Réalisé avec un talent certain, notamment lors des séquences de casse et de suspense, Johnny Belle Gueule bénéficie également de la prestation de l’ensemble du casting. On apprécie aussi la musique country blues de Ry Cooder qui tisse une ambiance moite du meilleur effet. Il contribue beaucoup à l’atmosphère générale d’un film qui a certes bien du mal à décoller de son statut de petite série B. Pourtant, son budget de vingt millions de dollars était conséquent pour l’époque et on se demande parfois ce qu’est devenu cet argent, pas nécessairement visible à l’écran.
Un nouvel échec commercial pour Mickey Rourke
Sympathique, mais tout à fait dispensable, Johnny Belle Gueule a été un cruel échec commercial partout dans le monde, confirmant l’inexorable déclin de l’étoile filante Mickey Rourke. Ses films suivants (L’orchidée sauvage, Desperate Hours, Harley Davidson et l’homme aux santiags et Sables mortels) achèveront d’enterrer sa carrière, avant une métamorphose physique qui le fera peu à peu ressembler au personnage qu’il incarnait justement au début de Johnny Belle Gueule à l’aide de maquillages savants.

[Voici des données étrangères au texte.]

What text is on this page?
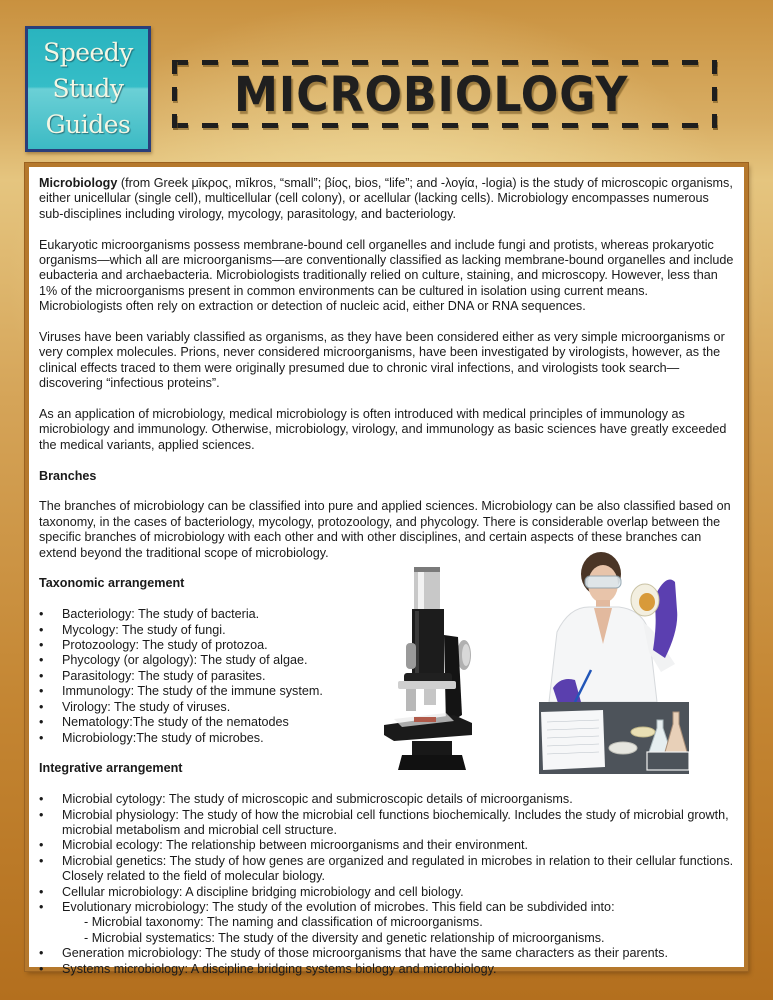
Speedy
Study
Guides
MICROBIOLOGY

Microbiology (from Greek μῑκρος, mīkros, “small”; βίος, bios, “life”; and -λογία, -logia) is the study of microscopic organisms, either unicellular (single cell), multicellular (cell colony), or acellular (lacking cells). Microbiology encompasses numerous sub-disciplines including virology, mycology, parasitology, and bacteriology.

Eukaryotic microorganisms possess membrane-bound cell organelles and include fungi and protists, whereas prokaryotic organisms—which all are microorganisms—are conventionally classified as lacking membrane-bound organelles and include eubacteria and archaebacteria. Microbiologists traditionally relied on culture, staining, and microscopy. However, less than 1% of the microorganisms present in common environments can be cultured in isolation using current means. Microbiologists often rely on extraction or detection of nucleic acid, either DNA or RNA sequences.

Viruses have been variably classified as organisms, as they have been considered either as very simple microorganisms or very complex molecules. Prions, never considered microorganisms, have been investigated by virologists, however, as the clinical effects traced to them were originally presumed due to chronic viral infections, and virologists took search—discovering “infectious proteins”.

As an application of microbiology, medical microbiology is often introduced with medical principles of immunology as microbiology and immunology. Otherwise, microbiology, virology, and immunology as basic sciences have greatly exceeded the medical variants, applied sciences.

Branches

The branches of microbiology can be classified into pure and applied sciences. Microbiology can be also classified based on taxonomy, in the cases of bacteriology, mycology, protozoology, and phycology. There is considerable overlap between the specific branches of microbiology with each other and with other disciplines, and certain aspects of these branches can extend beyond the traditional scope of microbiology.

Taxonomic arrangement
• Bacteriology: The study of bacteria.
• Mycology: The study of fungi.
• Protozoology: The study of protozoa.
• Phycology (or algology): The study of algae.
• Parasitology: The study of parasites.
• Immunology: The study of the immune system.
• Virology: The study of viruses.
• Nematology:The study of the nematodes
• Microbiology:The study of microbes.
Integrative arrangement
• Microbial cytology: The study of microscopic and submicroscopic details of microorganisms.
• Microbial physiology: The study of how the microbial cell functions biochemically. Includes the study of microbial growth, microbial metabolism and microbial cell structure.
• Microbial ecology: The relationship between microorganisms and their environment.
• Microbial genetics: The study of how genes are organized and regulated in microbes in relation to their cellular functions. Closely related to the field of molecular biology.
• Cellular microbiology: A discipline bridging microbiology and cell biology.
• Evolutionary microbiology: The study of the evolution of microbes. This field can be subdivided into:
- Microbial taxonomy: The naming and classification of microorganisms.
- Microbial systematics: The study of the diversity and genetic relationship of microorganisms.
• Generation microbiology: The study of those microorganisms that have the same characters as their parents.
• Systems microbiology: A discipline bridging systems biology and microbiology.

Sorti en France au mois de novembre 1989, Johnny Belle Gueule s’est fracassé les ailes avec seulement 334 941 amateurs de films noirs. Par la suite, le long-métrage a été édité en VHS, puis en DVD, mais il reste encore méconnu pour beaucoup. On peut pourtant saluer de nos jours sa radicalité et son absence de concessions de la part d’un cinéaste qui a tenu bon face aux pressions et termine son œuvre comme elle le devait, de manière tragique. Cette fin très noire est assurément le bon point d’un film inégal, mais finalement assez attachant.